5. (1) Sous réserve du paragraphe (2), est un emploi assurable :

a) l’emploi exercé au Canada pour un ou plusieurs employeurs, aux termes d’un contrat de louage de services ou d’apprentissage exprès ou tacite, écrit ou verbal, que l’employé reçoive sa rémunération de l’employeur ou d’une autre personne et que la rémunération soit calculée soit au temps ou aux pièces, soit en partie au temps et en partie aux pièces, soit de toute autre manière;

[Non souligné dans l’original.]

[27]        Donc, si l’appelant était lié par un contrat de louage de service avec monsieur Ayotte ou avec une de ses compagnies, il était un employé qui exerçait un emploi assurable.
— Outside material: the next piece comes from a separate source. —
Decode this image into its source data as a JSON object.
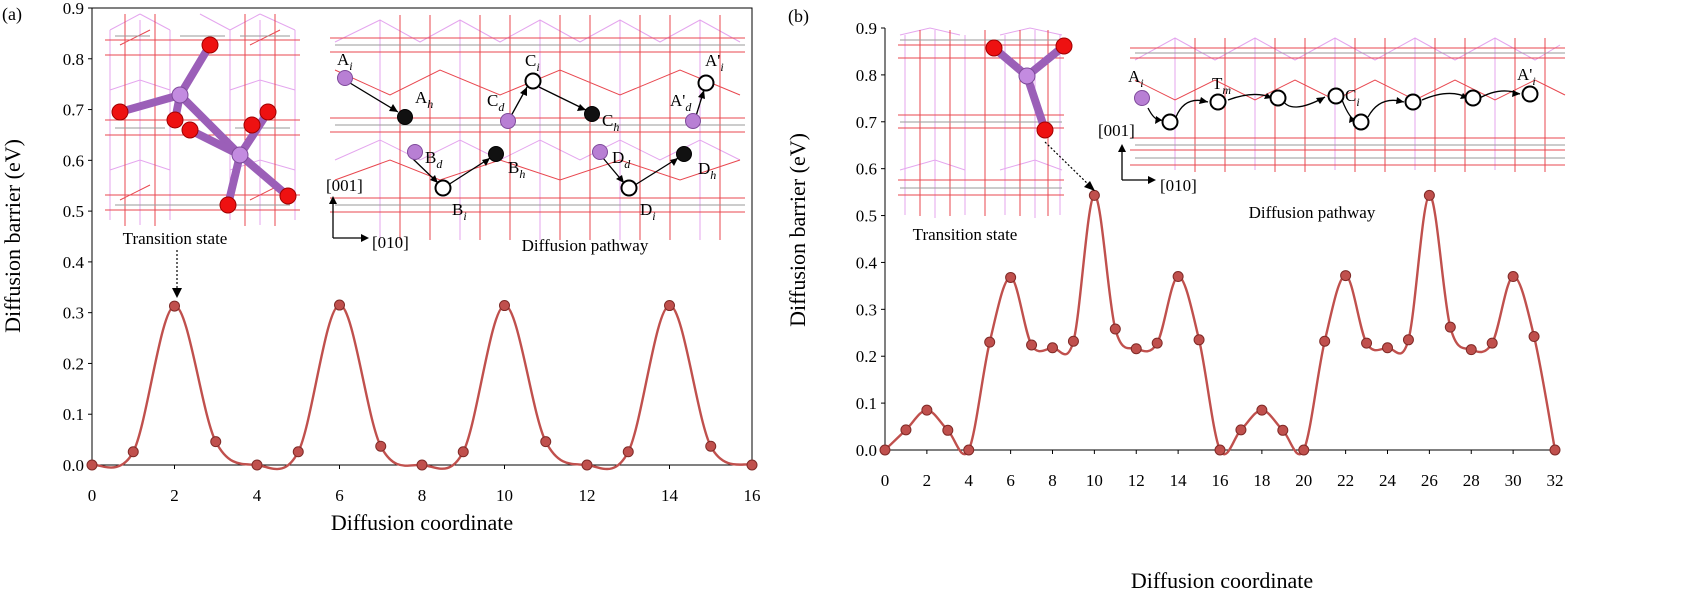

Par contre, si l’appelant était un travailleur autonome qui effectuait son travail aux termes d’un contrat d’entreprise ou de service, il n’exerçait pas un emploi assurable au sens du paragraphe 5(1) de la Loi.

[28]        En l’espèce, le contrat qui existait entre l’appelant et monsieur Ayotte ou une de ses compagnies doit être interprété à la lumière des dispositions du C.c.Q. Les dispositions pertinentes sont les suivantes :

1425.   Dans l’interprétation du contrat, on doit rechercher quelle a été la commune intention des parties plutôt que de s’arrêter au sens littéral des termes utilisés.

1426.   On tient compte, dans l’interprétation du contrat, de sa nature, des circonstances dans lesquelles il a été conclu, de l’interprétation que les parties lui ont déjà donnée ou qu’il peut avoir reçue, ainsi que des usages.

[…]

2085.   Le contrat de travail est celui par lequel une personne, le salarié, s’oblige, pour un temps limité et moyennant rémunération, à effectuer un travail sous la direction ou le contrôle d’une autre personne, l’employeur.

2086.   Le contrat de travail est à durée déterminée ou indéterminée.

[…]

2098.   Le contrat d’entreprise ou de service est celui par lequel une personne, selon le cas l’entrepreneur ou le prestataire de services, s’engage envers une autre personne, le client, à réaliser un ouvrage matériel ou intellectuel ou à fournir un service moyennant un prix que le client s’oblige à lui payer.

2099.   L’entrepreneur ou le prestataire de services a le libre choix des moyens d’exécution du contrat et il n’existe entre lui et le client aucun lien de subordination quant à son exécution.

[Je souligne.]

[29]        Trois éléments constitutifs caractérisent le « contrat de travail » en droit québécois : (1) une prestation de travail, (2) une rémunération et (3) un lien de subordination. C'est l’élément de subordination qui est à la source de la plupart des litiges. La définition même du contrat de travail que l’on retrouve à l’article 2085 du C.c.Q. met l'accent sur « la direction ou le contrôle » ce qui fait du contrôle l'objet même de l'exercice et donc beaucoup plus qu'un simple indice d'encadrement, comme il est dans la common law : voir 9041‑6868 Québec Inc. c. Canada (Ministre du Revenu national), 2005 CAF 334, [2005] A.C.F. no 1720 (QL), au paragraphe 12.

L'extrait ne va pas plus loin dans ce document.